The latest novel from 2003 Nobel Laureate J.M. Coetzee, Dairy of a Bad Year, is drawing reviews that can't help but compare it with his existing oeuvre, now 19 books strong.  Despite its unorthodox structure, most reviewers find Coetzee's familiar themes running through it.  And, apart from PW, many place it among his stronger works.

Here's PW's Review:
Nobelist Coetzee's 19th book features a stand-in for himself: Señor C, a white 72-year-old South African writer living in Australia who has written Waiting for the Barbarians. C falls into a "metaphysical" passion for his sexy 29-year-old Filipina neighbor, Anya, and quickly plots to spend more time with her by offering her a job as his typist. C's latest project is a series of political and philosophical essays, and Coetzee divides each page of the present novel in three: any given page features a bit of an essay (often its title and opening paragraph) at the top; C's POV in the middle; and Anya's voice at the bottom. C's opinions in the essays are mostly on the left (he despises Bush, Blair & Co., and is opposed to the Iraq War) and they bore Anya, who wants something less lofty. Meanwhile, Anya's lover, Alan -- a smart, conservative 42-year-old investment consultant who's good in the sack, and who stands for everything C despises -- becomes increasingly scornful and jealous, and eventually concocts an elaborate plan to defraud C. of money. Unfortunately, Anya is little more than a trophy to be disputed, and Alan as an unscrupulous, boorish reactionary is a caricature.
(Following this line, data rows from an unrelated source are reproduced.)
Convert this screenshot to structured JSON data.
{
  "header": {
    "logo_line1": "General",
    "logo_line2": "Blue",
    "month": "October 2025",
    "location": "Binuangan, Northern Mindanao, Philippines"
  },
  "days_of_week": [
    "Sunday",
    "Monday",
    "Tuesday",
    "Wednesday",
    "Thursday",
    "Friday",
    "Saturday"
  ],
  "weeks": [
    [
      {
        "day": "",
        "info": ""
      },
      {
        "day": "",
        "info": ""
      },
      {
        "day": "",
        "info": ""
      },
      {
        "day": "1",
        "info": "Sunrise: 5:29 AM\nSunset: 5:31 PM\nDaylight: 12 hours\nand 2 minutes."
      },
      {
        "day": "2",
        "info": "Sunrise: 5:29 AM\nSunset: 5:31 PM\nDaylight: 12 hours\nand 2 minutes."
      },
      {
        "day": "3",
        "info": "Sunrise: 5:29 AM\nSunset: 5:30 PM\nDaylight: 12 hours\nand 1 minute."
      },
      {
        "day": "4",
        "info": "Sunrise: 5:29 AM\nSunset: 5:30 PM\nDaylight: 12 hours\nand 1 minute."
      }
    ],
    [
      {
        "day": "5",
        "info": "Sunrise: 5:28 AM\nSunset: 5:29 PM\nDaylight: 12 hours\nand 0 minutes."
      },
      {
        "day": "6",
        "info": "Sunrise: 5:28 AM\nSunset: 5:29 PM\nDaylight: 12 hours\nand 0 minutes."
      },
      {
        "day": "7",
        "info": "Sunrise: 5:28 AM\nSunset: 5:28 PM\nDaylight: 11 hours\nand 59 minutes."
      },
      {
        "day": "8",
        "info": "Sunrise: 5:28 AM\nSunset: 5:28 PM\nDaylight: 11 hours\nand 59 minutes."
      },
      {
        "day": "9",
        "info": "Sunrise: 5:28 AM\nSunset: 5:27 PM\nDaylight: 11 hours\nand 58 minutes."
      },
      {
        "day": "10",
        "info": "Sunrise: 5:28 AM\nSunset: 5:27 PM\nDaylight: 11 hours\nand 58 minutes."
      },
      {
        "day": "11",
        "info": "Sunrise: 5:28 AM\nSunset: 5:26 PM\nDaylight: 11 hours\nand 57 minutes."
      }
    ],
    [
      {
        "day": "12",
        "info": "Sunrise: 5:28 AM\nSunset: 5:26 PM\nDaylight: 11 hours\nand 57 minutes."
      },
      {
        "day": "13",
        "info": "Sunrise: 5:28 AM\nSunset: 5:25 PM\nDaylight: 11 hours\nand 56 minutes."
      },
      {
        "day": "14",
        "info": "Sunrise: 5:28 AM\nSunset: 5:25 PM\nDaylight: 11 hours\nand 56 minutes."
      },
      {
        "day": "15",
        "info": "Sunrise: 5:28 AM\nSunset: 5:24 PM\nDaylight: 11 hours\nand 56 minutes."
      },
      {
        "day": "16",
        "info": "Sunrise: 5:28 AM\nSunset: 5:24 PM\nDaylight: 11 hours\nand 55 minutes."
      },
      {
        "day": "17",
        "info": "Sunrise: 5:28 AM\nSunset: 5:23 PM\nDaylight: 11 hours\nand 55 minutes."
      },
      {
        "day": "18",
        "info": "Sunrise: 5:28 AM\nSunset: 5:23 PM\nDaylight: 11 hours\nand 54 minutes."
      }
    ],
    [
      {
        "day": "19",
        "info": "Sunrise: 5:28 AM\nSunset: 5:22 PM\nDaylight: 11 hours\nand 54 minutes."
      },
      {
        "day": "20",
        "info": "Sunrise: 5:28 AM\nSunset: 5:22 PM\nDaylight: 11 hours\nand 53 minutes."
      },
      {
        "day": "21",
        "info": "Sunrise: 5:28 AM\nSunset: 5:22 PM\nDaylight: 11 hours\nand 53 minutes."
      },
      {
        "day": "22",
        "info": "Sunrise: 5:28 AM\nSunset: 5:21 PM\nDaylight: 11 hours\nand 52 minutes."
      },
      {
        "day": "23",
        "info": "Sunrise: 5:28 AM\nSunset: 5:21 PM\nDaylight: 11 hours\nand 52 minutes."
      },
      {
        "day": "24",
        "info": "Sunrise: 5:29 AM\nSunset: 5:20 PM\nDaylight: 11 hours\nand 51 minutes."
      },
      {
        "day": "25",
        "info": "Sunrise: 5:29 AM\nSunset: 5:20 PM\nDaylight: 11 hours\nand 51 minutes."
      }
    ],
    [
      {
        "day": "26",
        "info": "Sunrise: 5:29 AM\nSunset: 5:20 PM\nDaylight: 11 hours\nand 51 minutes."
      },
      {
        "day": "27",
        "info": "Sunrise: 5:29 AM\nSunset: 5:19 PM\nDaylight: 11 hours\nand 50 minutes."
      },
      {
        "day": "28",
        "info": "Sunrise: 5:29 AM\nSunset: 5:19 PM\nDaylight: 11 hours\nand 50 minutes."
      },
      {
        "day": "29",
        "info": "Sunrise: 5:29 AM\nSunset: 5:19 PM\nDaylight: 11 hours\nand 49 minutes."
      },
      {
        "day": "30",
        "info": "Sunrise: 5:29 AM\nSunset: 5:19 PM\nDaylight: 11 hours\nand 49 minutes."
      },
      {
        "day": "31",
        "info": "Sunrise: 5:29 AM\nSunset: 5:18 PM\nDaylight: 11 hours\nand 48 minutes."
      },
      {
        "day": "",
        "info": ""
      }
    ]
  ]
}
While C's essays, especially the later ones inspired by Anya, hold some interest, this follow-up to Slow Year is not one of Coetzee's major efforts.

In a long, impassioned defense of Coetzee in the New Yorker, James Wood calls the novel “involving, argumentative, moving.”

Slate’s Judith Shulevitz says the novel “tries your patience at the formal level,” but applauds the “fiery, brilliant essaylets” along with the story itself.

Kathryn Harrison, in the New York Times Book Review, dwells on the ways the novel "compels us to ponder the relationship between Coetzee and his characters."

In a New York Times daily review, Richard Eder calls the novel "successively comic and biting, and by the end curiously moving."

Writing in the London Times, Neel Mukherjee finds it “[n]ever less than an uncompromisingly cerebral delight.”

Siddhartha Deb in Bookforum, calls it “brilliant,” and thinks the novel “may be [Coetzee’s] most successful diagnosis yet of what we are suffering from.”